'Ik heb geen anderen gekend voor wie ik respect kon hebben.' 'Hmmpfl'
'Dat is waar! Warakan is Lahontay dankbaar dat hij deze jongen de kans geeft zich te bewijzen. Ik zal je niet teleurstellen!' Lahontay trok een zuur gezicht, maar bromde noch sprak. Ongeduldig gebaarde hij Warakan door te lopen.
Zwijgend liepen ze over het land. In het kille ochtendlicht kwam de broosheid van de oude man duidelijk uit. Hij hield vaak halt en rechtvaardigde deze rustpozen als noodzakelijk om Warakan les in spoorzoeken te geven. De jongen deed net of hij het niet doorhad. Zijn wantrouwen jegens Lahontay was verdwenen. Af en toe, als de oude man over de jacht en over rituelen vertelde, hing Warakan zelfs aan zijn lippen.
'Een man moet de plek waar Grote Poten ligt te slapen in een geest van broederliefde naderen.
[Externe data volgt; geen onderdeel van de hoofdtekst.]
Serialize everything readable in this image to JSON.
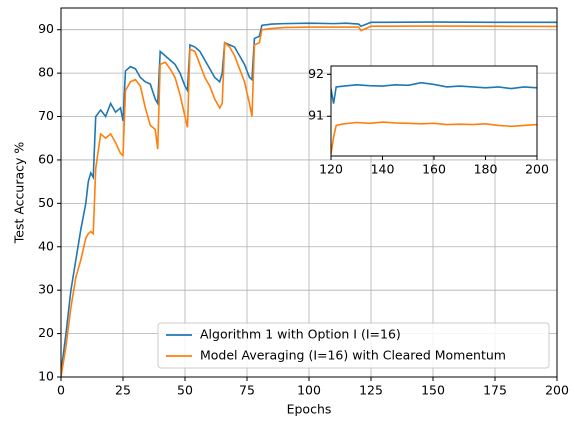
{
  "chart_data": [
    {
      "type": "line",
      "xlabel": "Epochs",
      "ylabel": "Test Accuracy %",
      "xlim": [
        0,
        200
      ],
      "ylim": [
        10,
        95
      ],
      "xticks": [
        0,
        25,
        50,
        75,
        100,
        125,
        150,
        175,
        200
      ],
      "yticks": [
        10,
        20,
        30,
        40,
        50,
        60,
        70,
        80,
        90
      ],
      "grid": true,
      "legend": "lower right",
      "x": [
        0,
        2,
        4,
        6,
        8,
        10,
        11,
        12,
        13,
        14,
        16,
        18,
        20,
        22,
        24,
        25,
        26,
        28,
        30,
        32,
        34,
        36,
        38,
        39,
        40,
        42,
        44,
        46,
        48,
        50,
        51,
        52,
        54,
        56,
        58,
        60,
        62,
        64,
        65,
        66,
        68,
        70,
        72,
        74,
        76,
        77,
        78,
        80,
        81,
        85,
        90,
        100,
        110,
        115,
        120,
        121,
        125,
        150,
        175,
        200
      ],
      "series": [
        {
          "name": "Algorithm 1 with Option I (I=16)",
          "color": "#1f77b4",
          "values": [
            11,
            20,
            30,
            37,
            44,
            50,
            55,
            57,
            56,
            70,
            71.5,
            70,
            73,
            71,
            72,
            69,
            80.5,
            81.5,
            81,
            79,
            78,
            77.5,
            74,
            73,
            85,
            84,
            83,
            82,
            80,
            77,
            76,
            86.5,
            86,
            85,
            83,
            81,
            79,
            78,
            80,
            87,
            86.5,
            86,
            84,
            82,
            79,
            78.5,
            88,
            88.5,
            91,
            91.3,
            91.4,
            91.5,
            91.4,
            91.5,
            91.3,
            90.8,
            91.7,
            91.75,
            91.7,
            91.7
          ]
        },
        {
          "name": "Model Averaging (I=16) with Cleared Momentum",
          "color": "#ff7f0e",
          "values": [
            10,
            17,
            26,
            33,
            37,
            42,
            43,
            43.5,
            43,
            58,
            66,
            65,
            66,
            64,
            61.5,
            61,
            76,
            78,
            78.5,
            77,
            72,
            68,
            67,
            62.5,
            82,
            82.5,
            81,
            79,
            75,
            70,
            67.5,
            85.5,
            85,
            82,
            79,
            77,
            74,
            72,
            73,
            87,
            86,
            84,
            81,
            78,
            73,
            70,
            86.5,
            87,
            90,
            90.3,
            90.5,
            90.6,
            90.6,
            90.6,
            90.6,
            89.8,
            90.8,
            90.85,
            90.8,
            90.75
          ]
        }
      ]
    },
    {
      "type": "line",
      "xlim": [
        120,
        200
      ],
      "ylim": [
        90.05,
        92.2
      ],
      "xticks": [
        120,
        140,
        160,
        180,
        200
      ],
      "yticks": [
        91,
        92
      ],
      "grid": false,
      "x": [
        120,
        121,
        122,
        125,
        130,
        135,
        140,
        145,
        150,
        155,
        160,
        165,
        170,
        175,
        180,
        185,
        190,
        195,
        200
      ],
      "series": [
        {
          "color": "#1f77b4",
          "values": [
            91.65,
            91.3,
            91.7,
            91.72,
            91.75,
            91.73,
            91.72,
            91.75,
            91.74,
            91.8,
            91.76,
            91.7,
            91.72,
            91.7,
            91.68,
            91.7,
            91.66,
            91.7,
            91.68
          ]
        },
        {
          "color": "#ff7f0e",
          "values": [
            90.1,
            90.5,
            90.78,
            90.82,
            90.85,
            90.83,
            90.86,
            90.84,
            90.83,
            90.82,
            90.83,
            90.8,
            90.81,
            90.8,
            90.82,
            90.78,
            90.76,
            90.78,
            90.8
          ]
        }
      ]
    }
  ]
}
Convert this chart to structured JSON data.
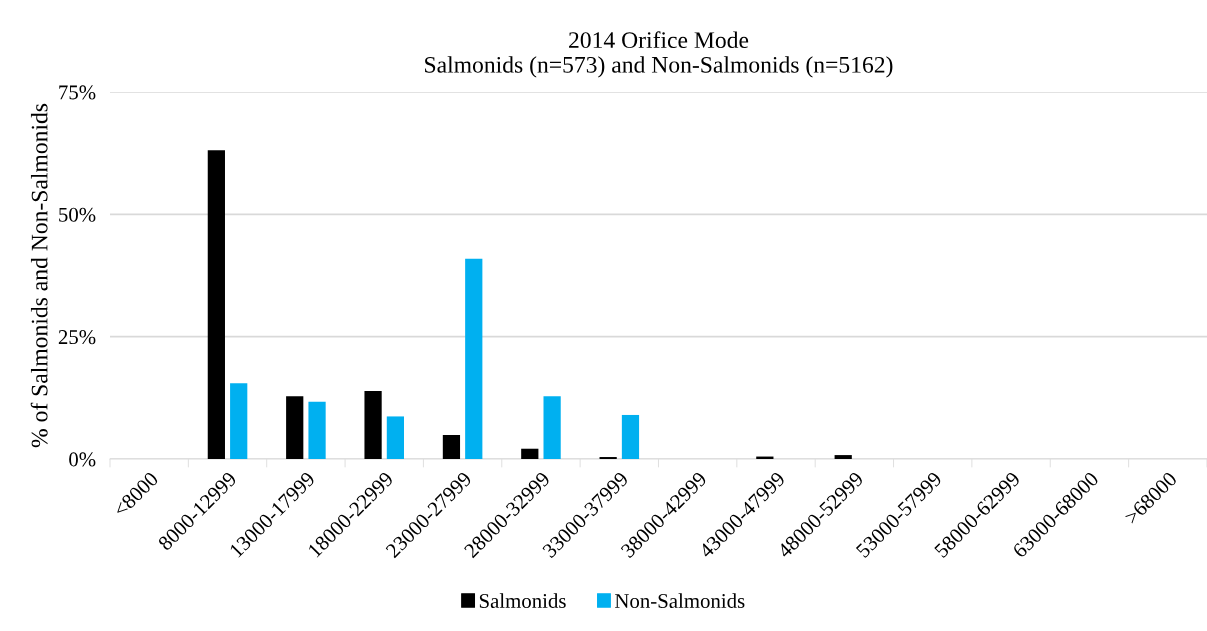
{
  "chart_data": {
    "type": "bar",
    "title": "2014 Orifice Mode\nSalmonids (n=573) and Non-Salmonids (n=5162)",
    "ylabel": "% of Salmonids and Non-Salmonids",
    "categories": [
      "<8000",
      "8000-12999",
      "13000-17999",
      "18000-22999",
      "23000-27999",
      "28000-32999",
      "33000-37999",
      "38000-42999",
      "43000-47999",
      "48000-52999",
      "53000-57999",
      "58000-62999",
      "63000-68000",
      ">68000"
    ],
    "series": [
      {
        "name": "Salmonids",
        "color": "#000000",
        "values": [
          0,
          63.1,
          12.8,
          13.9,
          4.9,
          2.1,
          0.4,
          0,
          0.5,
          0.8,
          0,
          0,
          0,
          0
        ]
      },
      {
        "name": "Non-Salmonids",
        "color": "#00b0f0",
        "values": [
          0,
          15.5,
          11.7,
          8.7,
          40.9,
          12.8,
          9.0,
          0,
          0,
          0,
          0,
          0,
          0,
          0
        ]
      }
    ],
    "ylim": [
      0,
      75
    ],
    "yticks": [
      {
        "value": 0,
        "label": "0%"
      },
      {
        "value": 25,
        "label": "25%"
      },
      {
        "value": 50,
        "label": "50%"
      },
      {
        "value": 75,
        "label": "75%"
      }
    ],
    "grid": "y",
    "legend": "bottom"
  }
}
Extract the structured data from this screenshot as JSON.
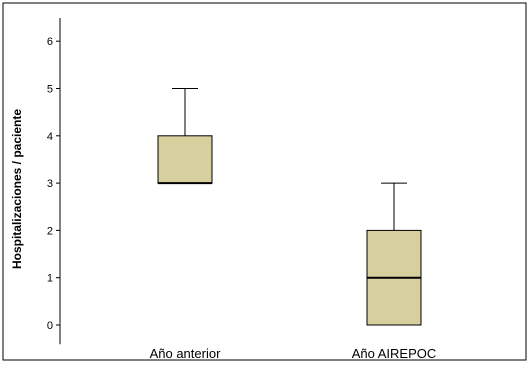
{
  "chart_data": {
    "type": "box",
    "title": "",
    "xlabel": "",
    "ylabel": "Hospitalizaciones / paciente",
    "ylim": [
      -0.3,
      6.3
    ],
    "yticks": [
      0,
      1,
      2,
      3,
      4,
      5,
      6
    ],
    "grid": false,
    "categories": [
      "Año anterior",
      "Año AIREPOC"
    ],
    "boxes": [
      {
        "category": "Año anterior",
        "whisker_low": 3,
        "q1": 3,
        "median": 3,
        "q3": 4,
        "whisker_high": 5
      },
      {
        "category": "Año AIREPOC",
        "whisker_low": 0,
        "q1": 0,
        "median": 1,
        "q3": 2,
        "whisker_high": 3
      }
    ],
    "box_fill": "#d8cf9e",
    "box_stroke": "#000000"
  },
  "ytick_labels": [
    "0",
    "1",
    "2",
    "3",
    "4",
    "5",
    "6"
  ]
}
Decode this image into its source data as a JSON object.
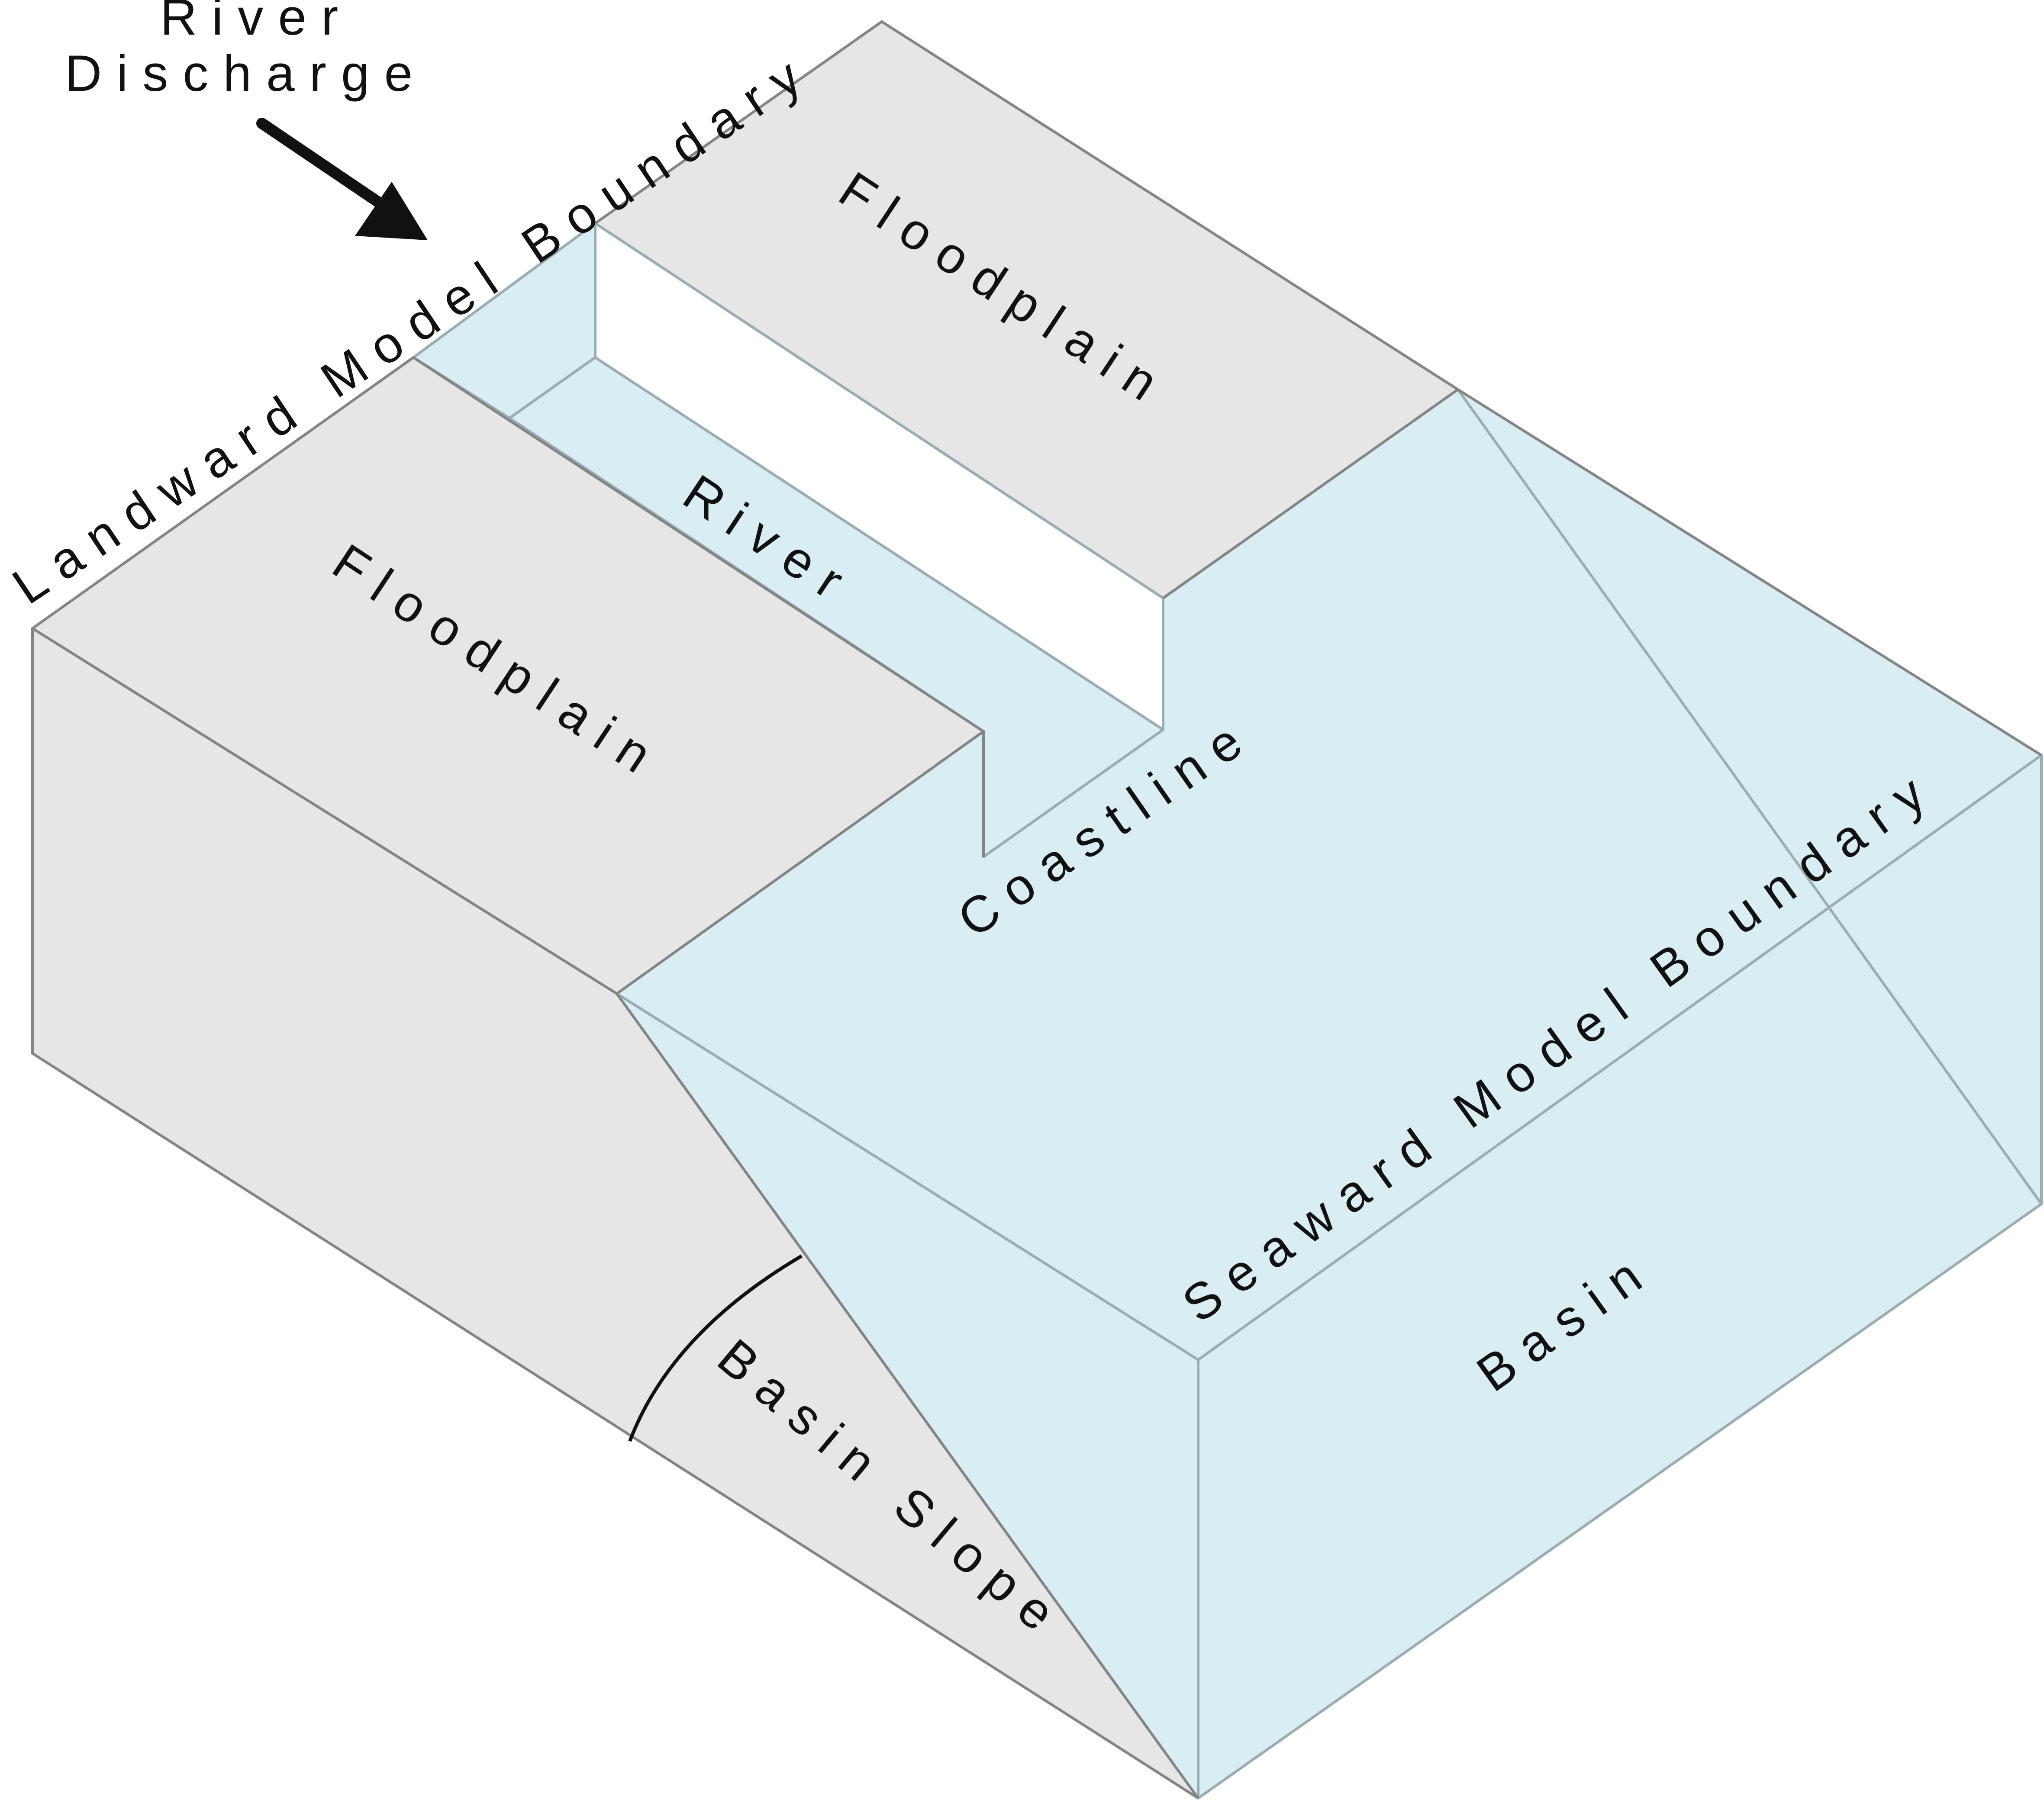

In een geest van broederliefde moet een man bedenken hoe hij deze prooi wil doden, want dit moet zowel voor de jager als voor de gejaagde op eervolle wijze gebeuren. Alleen dan zal de jager de eigenschappen van hem die hij gedood heeft aannemen en zo veel status in de ogen van de geesten en van zijn stam verkrijgen. Er valt alleen meer eer te behalen door het doden van een mammoet.'
'Eens zal ik mammoets doden!' pochte Warakan. Lahontay bleef plotseling stilstaan en gaf de jongen een forse por. 'Geen man mag zeggen dat hij dit of dat dier zal doden. Een man moet zijn prooi vragen om zijn leven op te geven en voedsel voor hem te worden. Als hij het dier niet eert, zal dat er niet in toestemmen te sterven en zal het volk honger lijden! Zoals ons volk hongerig geworden is! Heb je niets van onze leer en tradities opgestoken sinds je bij ons bent? Misschien is het wel jouw onbeheerste en oneerbiedige tong die ons van veel vlees heeft beroofd, jongen van de wakende ster! Geen wonder dat Namaray en de andere jongens je de hele tijd op je huid zitten!'
Berouwvol sloeg Warakan zijn blik neer. Hij wilde zich verontschuldigen en uitleggen dat hij met Namaray en de anderen in de buurt zelden de kans kreeg om aan een oudere vragen te stellen. Maar hij had al te veel gezegd. Met opeengeklemde kaken wachtte hij tot Lahontay verder zou lopen. Toen de oude man dat deed, volgde Warakan zonder iets te vragen.